In superconductors, the fermions are interacting. In order to diagonalize our Hamiltonian (which contains the product of four fermion operators), we use Wick's theorem to approximate the product of four fermion operators by the product of two fermion operators.

Now, a Hamiltonian consisting of the product between two fermion operators describes a non-interacting system. Isn't that a contradiction?

 

[DrDu]

Yes, that's a generalized Hartree Fock procedure. The quasi-particles only interact via a mean field which has to be determined self-consistently.

 

[space_cadet]

Hi

In superconductors, the fermions are interacting. In order to diagonalize our Hamiltonian (which contains the product of four fermion operators), we use Wick's theorem to approximate the product of four fermion operators by the product of two fermion operators.

Now, a Hamiltonian consisting of the product between two fermion operators describes a non-interacting system. Isn't that a contradiction?

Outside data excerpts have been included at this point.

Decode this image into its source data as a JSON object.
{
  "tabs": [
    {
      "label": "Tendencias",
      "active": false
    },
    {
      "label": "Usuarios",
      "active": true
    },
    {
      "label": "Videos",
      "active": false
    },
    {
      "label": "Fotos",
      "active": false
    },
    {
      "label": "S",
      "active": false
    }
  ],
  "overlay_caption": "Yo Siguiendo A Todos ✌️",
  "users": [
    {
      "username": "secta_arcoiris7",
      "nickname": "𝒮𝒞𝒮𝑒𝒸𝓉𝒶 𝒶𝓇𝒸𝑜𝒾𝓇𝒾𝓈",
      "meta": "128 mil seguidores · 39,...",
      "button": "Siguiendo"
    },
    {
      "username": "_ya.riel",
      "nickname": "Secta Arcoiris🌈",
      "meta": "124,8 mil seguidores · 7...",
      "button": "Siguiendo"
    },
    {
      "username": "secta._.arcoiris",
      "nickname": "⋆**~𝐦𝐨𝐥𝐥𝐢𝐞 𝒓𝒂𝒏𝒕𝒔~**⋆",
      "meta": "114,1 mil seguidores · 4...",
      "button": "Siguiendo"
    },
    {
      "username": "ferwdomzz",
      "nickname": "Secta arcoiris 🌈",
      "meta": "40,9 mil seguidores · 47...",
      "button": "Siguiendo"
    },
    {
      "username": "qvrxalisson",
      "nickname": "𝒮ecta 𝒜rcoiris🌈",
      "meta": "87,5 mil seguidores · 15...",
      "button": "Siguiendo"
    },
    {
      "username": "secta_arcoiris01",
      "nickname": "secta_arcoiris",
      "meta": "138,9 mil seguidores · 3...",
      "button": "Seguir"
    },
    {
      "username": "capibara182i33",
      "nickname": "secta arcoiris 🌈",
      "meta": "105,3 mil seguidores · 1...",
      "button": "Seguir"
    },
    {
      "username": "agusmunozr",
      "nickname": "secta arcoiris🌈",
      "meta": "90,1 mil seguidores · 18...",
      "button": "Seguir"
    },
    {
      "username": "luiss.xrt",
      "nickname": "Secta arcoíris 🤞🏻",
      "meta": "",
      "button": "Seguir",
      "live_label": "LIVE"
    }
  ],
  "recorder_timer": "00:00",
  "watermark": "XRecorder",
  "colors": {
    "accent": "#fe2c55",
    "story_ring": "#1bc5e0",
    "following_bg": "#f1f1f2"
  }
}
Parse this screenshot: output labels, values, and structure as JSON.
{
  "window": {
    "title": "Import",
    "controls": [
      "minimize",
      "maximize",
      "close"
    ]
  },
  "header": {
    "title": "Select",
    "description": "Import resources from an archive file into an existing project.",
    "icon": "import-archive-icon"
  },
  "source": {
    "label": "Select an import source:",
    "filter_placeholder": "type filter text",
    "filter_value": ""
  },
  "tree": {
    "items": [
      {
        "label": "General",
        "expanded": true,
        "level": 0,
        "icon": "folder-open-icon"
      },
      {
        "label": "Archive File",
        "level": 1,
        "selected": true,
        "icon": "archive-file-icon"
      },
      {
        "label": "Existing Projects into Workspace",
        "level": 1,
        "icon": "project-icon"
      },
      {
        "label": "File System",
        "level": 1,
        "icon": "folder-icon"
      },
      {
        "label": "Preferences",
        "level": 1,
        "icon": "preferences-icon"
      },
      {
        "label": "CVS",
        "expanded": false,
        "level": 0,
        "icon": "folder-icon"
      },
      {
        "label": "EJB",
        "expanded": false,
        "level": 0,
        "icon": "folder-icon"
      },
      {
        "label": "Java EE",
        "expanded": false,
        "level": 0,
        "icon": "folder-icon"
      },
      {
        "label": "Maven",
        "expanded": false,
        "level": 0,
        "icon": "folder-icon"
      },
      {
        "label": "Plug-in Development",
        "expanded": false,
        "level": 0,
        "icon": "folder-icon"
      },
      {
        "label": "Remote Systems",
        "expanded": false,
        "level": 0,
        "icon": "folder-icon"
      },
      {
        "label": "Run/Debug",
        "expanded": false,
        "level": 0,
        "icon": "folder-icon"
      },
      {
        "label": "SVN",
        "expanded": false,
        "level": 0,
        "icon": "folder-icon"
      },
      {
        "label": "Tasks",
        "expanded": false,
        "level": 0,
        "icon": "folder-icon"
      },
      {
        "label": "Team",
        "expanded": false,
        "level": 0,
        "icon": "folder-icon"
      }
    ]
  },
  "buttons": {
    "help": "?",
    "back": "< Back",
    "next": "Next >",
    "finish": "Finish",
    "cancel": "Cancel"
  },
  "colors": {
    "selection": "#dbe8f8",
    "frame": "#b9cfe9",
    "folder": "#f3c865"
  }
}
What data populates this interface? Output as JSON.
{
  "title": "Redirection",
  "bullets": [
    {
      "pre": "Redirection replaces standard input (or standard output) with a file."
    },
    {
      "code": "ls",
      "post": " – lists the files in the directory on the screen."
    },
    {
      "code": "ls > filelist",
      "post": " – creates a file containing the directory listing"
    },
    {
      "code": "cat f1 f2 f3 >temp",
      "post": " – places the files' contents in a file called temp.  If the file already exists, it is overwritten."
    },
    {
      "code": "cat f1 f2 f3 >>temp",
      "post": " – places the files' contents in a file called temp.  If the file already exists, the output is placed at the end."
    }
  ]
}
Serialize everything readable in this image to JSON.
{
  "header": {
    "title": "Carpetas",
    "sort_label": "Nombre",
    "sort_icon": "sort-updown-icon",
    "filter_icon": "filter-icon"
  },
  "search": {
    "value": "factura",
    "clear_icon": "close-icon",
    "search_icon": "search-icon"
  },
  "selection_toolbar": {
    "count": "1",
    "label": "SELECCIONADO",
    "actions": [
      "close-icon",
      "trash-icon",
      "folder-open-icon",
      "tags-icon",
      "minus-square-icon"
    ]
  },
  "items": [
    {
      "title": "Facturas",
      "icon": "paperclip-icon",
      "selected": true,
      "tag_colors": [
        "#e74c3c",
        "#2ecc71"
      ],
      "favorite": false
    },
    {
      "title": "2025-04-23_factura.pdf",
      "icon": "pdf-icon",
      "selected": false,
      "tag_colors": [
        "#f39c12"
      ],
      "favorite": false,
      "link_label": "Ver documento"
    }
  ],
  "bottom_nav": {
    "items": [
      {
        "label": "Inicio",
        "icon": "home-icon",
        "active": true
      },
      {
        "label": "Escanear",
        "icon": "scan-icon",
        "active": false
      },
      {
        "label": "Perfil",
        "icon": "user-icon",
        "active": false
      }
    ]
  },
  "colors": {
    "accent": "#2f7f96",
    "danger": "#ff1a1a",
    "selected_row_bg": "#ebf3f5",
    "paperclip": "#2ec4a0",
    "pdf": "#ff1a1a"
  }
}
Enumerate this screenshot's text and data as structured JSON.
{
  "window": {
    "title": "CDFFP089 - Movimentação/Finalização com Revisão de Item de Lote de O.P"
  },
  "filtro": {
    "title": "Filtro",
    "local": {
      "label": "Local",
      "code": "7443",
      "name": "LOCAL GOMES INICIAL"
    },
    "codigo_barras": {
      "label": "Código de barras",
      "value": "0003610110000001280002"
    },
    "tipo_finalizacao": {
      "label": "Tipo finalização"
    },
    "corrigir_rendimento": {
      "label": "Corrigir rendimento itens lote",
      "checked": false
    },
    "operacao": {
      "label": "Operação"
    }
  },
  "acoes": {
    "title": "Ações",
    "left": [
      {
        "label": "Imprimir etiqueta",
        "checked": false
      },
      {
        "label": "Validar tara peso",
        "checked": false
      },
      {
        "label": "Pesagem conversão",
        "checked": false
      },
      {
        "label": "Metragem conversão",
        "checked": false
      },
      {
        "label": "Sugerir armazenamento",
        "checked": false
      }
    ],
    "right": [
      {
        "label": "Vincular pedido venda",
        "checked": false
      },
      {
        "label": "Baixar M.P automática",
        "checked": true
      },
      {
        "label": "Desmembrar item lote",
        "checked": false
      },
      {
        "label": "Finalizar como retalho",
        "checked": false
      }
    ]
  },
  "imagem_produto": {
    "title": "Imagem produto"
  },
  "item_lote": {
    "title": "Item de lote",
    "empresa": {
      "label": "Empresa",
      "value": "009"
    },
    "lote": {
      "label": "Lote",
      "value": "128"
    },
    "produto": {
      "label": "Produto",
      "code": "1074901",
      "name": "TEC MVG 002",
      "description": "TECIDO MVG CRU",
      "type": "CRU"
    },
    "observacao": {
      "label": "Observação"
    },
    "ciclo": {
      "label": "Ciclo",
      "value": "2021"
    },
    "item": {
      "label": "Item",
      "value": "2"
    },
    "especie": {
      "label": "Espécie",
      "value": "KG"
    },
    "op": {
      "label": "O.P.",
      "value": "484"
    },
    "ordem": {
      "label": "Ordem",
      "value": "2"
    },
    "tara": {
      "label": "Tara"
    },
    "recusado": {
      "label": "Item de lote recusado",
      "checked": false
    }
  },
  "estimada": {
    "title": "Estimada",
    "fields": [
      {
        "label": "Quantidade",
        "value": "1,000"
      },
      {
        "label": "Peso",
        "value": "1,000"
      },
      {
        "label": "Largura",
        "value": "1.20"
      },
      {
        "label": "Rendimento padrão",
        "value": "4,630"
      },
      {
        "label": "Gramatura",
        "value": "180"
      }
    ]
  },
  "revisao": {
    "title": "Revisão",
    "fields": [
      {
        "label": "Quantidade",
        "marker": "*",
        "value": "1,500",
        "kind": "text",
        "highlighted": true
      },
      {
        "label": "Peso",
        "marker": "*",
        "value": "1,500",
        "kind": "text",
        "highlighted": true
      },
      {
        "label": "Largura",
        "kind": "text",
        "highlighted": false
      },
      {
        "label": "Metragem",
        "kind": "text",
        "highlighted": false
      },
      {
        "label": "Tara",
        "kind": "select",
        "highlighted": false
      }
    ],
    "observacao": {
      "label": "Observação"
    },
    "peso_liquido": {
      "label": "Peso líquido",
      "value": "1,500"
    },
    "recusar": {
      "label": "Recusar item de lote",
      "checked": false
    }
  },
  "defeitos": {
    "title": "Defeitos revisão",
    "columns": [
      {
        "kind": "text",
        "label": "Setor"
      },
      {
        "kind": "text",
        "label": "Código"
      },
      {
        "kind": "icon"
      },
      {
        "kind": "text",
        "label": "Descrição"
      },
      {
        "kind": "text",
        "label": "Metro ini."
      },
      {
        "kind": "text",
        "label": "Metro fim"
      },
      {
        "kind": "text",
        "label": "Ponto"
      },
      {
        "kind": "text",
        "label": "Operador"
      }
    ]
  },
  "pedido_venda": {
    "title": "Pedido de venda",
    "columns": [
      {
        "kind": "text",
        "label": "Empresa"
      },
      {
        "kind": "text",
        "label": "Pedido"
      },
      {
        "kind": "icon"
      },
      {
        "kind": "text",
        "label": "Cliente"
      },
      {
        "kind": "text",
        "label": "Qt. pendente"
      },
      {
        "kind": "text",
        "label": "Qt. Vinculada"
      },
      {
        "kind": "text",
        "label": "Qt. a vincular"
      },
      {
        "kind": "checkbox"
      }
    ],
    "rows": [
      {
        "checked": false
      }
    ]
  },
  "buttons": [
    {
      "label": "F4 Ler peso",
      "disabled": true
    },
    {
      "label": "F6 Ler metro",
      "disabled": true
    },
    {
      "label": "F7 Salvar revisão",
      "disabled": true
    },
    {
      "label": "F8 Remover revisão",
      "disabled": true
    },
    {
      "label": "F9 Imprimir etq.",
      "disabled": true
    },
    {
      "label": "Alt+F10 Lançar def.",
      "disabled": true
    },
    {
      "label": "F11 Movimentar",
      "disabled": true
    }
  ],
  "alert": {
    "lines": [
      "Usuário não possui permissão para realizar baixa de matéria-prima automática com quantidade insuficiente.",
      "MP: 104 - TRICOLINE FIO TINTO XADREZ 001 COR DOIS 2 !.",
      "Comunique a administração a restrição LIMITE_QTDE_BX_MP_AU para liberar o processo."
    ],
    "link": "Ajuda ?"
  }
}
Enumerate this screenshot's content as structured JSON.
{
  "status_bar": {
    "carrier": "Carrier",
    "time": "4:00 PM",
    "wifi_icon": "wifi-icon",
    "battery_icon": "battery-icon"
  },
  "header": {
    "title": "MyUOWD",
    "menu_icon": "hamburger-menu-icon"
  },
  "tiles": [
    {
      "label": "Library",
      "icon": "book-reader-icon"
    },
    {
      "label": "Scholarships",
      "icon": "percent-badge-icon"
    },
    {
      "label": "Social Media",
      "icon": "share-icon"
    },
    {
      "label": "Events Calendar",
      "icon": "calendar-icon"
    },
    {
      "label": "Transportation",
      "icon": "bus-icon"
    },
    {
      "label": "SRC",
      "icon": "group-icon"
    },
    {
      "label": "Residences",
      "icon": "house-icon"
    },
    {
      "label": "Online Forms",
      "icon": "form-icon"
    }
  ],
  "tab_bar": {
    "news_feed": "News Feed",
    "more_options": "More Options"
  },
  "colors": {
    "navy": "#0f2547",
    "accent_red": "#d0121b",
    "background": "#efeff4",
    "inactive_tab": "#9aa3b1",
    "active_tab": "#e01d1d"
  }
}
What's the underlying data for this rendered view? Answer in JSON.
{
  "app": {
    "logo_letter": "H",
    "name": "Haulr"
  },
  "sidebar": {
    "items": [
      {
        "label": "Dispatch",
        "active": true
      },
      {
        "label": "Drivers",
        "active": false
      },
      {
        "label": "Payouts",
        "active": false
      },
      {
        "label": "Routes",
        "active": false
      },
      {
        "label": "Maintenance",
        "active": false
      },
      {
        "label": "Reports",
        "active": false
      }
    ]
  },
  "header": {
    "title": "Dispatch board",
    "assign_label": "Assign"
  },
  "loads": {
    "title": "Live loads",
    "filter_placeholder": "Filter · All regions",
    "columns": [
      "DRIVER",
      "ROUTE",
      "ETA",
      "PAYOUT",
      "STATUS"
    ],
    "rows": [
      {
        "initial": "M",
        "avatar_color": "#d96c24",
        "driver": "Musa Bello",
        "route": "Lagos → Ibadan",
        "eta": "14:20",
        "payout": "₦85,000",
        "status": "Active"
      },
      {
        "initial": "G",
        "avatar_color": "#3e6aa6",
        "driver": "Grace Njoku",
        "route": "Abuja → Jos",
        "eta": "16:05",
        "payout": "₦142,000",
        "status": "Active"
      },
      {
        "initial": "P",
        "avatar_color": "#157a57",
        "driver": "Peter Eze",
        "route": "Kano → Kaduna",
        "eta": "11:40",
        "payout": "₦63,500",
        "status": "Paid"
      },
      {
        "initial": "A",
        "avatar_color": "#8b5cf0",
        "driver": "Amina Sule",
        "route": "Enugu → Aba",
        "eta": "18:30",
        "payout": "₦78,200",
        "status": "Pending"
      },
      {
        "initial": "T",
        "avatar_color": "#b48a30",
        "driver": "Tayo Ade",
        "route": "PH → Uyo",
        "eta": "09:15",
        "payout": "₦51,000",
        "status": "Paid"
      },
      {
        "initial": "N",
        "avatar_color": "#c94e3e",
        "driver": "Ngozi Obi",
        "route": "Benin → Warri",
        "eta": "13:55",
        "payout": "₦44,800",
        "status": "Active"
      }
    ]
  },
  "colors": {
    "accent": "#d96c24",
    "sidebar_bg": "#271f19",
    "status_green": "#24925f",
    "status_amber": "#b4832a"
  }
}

That's exactly the point. We are transforming from a basis spanned by [tex]{ a^\dag_{k\sigma}, a_{k'\sigma}}[/tex] to a new basis [tex]{\alpha^\dag_{k\sigma},\alpha_{k'\sigma}}[/tex] related to the old one by a linear transformation (Boguliubov transformation). Then requiring that the coefficient of the quartic term in the resulting expression should vanish, leads us to the gap equation. In the vacuum defined by the new basis, the vacuum for the old basis, is now an excited state containing non-interacting "quasiparticles". Of course, this procedure only works and the quasiparticles can be said to be "non-interacting" only if higher-order terms can be neglected.

Classically, the whole process is simply a canonical transformation on the phase space to new variables in terms of which an interacting Hamiltonian can be diagonalized and written as a sum of harmonic oscillators.